Eric Decker v PIT, $4,900 – After a couple weeks, I feel like I now can pick Percy Harvin out of a line-up. Still, it isn’t like Decker was untargeted in the Jets’ loss to the Chiefs last week. In fact, the lowest target number he has had in the last five games was seven. With the way the Jet offense revolves around running the ball and play action, I suggest you play Decker this week, ‘cause he’s going to get some action.
Left in the Bucket
Michael Floyd v STL, $4,100 – Trust the targets. O. Floyd is still the 1A there.
Torrey Smith v TEN, $3,500 – Why can’t we just start “Smith” and be done with this Steve v Torrey guessing game?
Dwayne Bowe at BUF, $4,500 – Alex Smith can’t go the rest of the year without throwing a TD to a WR, can he?
Tight Ends
It speaks to how dreadful the tight end position is this year when Travis Kelce, who has had more than four catches once and more than 67 yards twice, is the third highest priced this week. I am considering not starting a tight end this week, out of protest.

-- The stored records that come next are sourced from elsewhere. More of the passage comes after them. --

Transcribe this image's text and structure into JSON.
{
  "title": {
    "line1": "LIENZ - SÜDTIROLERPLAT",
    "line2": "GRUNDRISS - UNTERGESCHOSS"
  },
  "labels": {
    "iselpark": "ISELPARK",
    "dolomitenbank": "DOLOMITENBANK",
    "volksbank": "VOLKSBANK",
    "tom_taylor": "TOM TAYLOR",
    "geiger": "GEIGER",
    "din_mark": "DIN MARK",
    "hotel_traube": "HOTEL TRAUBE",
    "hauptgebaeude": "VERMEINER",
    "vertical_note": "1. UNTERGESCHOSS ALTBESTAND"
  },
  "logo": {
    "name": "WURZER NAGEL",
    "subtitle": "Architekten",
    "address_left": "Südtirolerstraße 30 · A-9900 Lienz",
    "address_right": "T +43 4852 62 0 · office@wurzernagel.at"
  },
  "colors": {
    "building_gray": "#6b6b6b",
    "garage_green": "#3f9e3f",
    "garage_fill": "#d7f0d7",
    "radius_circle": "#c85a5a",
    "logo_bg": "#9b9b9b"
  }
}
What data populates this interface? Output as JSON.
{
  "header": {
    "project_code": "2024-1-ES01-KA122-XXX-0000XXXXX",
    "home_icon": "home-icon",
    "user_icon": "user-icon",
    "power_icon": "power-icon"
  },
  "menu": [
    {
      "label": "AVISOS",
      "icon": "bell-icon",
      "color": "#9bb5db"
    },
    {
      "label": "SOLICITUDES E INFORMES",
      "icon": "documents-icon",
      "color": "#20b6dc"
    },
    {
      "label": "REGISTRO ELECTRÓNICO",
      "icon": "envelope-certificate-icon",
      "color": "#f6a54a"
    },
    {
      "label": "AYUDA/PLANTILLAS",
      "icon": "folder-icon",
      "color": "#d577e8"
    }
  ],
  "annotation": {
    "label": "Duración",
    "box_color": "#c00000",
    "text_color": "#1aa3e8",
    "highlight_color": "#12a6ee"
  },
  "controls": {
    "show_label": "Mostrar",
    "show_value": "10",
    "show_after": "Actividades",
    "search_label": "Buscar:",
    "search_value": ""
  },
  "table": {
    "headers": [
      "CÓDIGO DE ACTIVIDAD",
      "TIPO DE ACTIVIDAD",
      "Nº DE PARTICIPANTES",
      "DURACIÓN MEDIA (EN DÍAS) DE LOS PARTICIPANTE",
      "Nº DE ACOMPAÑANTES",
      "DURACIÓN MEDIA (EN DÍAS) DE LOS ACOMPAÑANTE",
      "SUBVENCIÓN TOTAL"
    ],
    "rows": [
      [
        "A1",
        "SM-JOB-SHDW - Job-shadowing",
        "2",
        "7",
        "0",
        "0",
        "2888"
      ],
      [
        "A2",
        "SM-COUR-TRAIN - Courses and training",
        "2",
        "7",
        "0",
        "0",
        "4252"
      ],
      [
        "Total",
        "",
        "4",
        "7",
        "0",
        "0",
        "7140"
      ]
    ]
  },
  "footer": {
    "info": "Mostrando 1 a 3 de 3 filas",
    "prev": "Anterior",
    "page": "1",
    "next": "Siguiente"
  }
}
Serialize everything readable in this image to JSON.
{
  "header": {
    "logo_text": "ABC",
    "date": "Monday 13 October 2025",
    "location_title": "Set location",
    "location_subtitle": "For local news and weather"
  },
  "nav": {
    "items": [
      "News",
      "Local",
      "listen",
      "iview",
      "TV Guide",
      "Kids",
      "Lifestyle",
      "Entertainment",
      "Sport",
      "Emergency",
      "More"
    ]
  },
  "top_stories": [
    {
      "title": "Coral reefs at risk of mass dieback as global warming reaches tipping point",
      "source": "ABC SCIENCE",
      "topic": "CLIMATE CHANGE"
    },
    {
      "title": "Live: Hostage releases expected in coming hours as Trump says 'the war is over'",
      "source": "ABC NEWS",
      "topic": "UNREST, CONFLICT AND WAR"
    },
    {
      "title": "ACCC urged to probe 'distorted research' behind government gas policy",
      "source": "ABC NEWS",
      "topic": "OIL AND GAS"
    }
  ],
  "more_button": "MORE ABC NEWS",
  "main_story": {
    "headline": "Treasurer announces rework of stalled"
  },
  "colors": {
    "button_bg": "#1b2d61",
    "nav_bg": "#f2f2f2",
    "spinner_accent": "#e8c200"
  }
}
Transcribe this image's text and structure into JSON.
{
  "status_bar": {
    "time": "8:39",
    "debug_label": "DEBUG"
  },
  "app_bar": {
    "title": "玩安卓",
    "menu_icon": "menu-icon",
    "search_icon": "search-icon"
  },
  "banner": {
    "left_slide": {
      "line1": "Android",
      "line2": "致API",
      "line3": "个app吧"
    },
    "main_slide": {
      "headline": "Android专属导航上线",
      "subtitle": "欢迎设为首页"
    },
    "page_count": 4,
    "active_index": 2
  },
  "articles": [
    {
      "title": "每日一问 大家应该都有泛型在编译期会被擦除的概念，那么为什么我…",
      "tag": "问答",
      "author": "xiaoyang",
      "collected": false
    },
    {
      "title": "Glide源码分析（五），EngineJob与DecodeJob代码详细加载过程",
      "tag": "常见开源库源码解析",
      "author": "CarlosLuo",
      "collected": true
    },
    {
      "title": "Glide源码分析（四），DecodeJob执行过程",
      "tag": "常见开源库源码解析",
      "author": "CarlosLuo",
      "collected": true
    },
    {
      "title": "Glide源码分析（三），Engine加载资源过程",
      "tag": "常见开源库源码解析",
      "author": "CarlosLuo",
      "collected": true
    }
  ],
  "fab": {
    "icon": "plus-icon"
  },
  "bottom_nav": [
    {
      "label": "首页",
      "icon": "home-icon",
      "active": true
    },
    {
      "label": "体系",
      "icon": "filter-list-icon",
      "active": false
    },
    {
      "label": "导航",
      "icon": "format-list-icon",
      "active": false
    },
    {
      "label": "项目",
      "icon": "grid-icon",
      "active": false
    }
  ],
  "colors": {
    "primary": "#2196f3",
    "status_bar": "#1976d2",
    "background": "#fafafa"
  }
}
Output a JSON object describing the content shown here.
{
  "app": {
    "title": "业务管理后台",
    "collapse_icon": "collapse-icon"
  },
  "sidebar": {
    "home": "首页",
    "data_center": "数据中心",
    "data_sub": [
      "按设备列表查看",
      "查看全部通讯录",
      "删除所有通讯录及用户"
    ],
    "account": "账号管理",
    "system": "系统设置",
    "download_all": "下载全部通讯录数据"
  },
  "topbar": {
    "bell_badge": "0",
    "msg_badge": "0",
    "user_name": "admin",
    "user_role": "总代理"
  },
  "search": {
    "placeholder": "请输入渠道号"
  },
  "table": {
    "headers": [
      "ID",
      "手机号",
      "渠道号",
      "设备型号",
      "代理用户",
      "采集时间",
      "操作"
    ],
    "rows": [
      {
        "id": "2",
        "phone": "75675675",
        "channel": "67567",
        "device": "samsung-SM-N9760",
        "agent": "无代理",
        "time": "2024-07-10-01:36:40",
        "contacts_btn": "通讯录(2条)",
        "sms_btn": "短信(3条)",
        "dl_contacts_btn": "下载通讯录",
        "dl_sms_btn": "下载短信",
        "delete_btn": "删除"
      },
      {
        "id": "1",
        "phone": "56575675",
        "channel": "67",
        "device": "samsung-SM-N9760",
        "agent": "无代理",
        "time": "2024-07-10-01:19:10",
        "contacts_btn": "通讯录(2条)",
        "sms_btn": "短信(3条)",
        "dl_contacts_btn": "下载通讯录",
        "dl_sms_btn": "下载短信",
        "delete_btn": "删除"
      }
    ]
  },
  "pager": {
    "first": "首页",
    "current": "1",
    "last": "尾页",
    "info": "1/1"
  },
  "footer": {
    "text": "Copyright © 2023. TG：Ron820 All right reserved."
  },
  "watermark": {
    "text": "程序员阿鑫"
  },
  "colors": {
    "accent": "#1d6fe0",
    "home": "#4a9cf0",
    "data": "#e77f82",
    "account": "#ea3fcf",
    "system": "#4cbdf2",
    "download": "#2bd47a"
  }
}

Or disgust.
Clay Harbor v DAL, $3,200 – If you’re going to play touchdown roulette, which is what starting a Grout tight end really is, I like the guy playing versus a team that has allowed eight touchdowns to tight ends in nine weeks. Also, it allows us to play Pick Your Own Pun, where I offer you three options to finish this paragraph, and you pick the one you want!
Door #1: If the tight end position isn’t going to produce, at least Clay is a safe Harbor for most of your salary dollars.
Door #2: With tight end being quick sand for your budget, you’re better off placing your $3,200 on Clay.
Door #3: If there’s one crime you WANT to be convicted of, it’s Harbor-ing a known tight end against the Cowboys.
Left in the Bucket
Gary Barnidge at CIN, $3,000 – You know you’ve given up on picks when you recommend a non-kicker named “Gary”.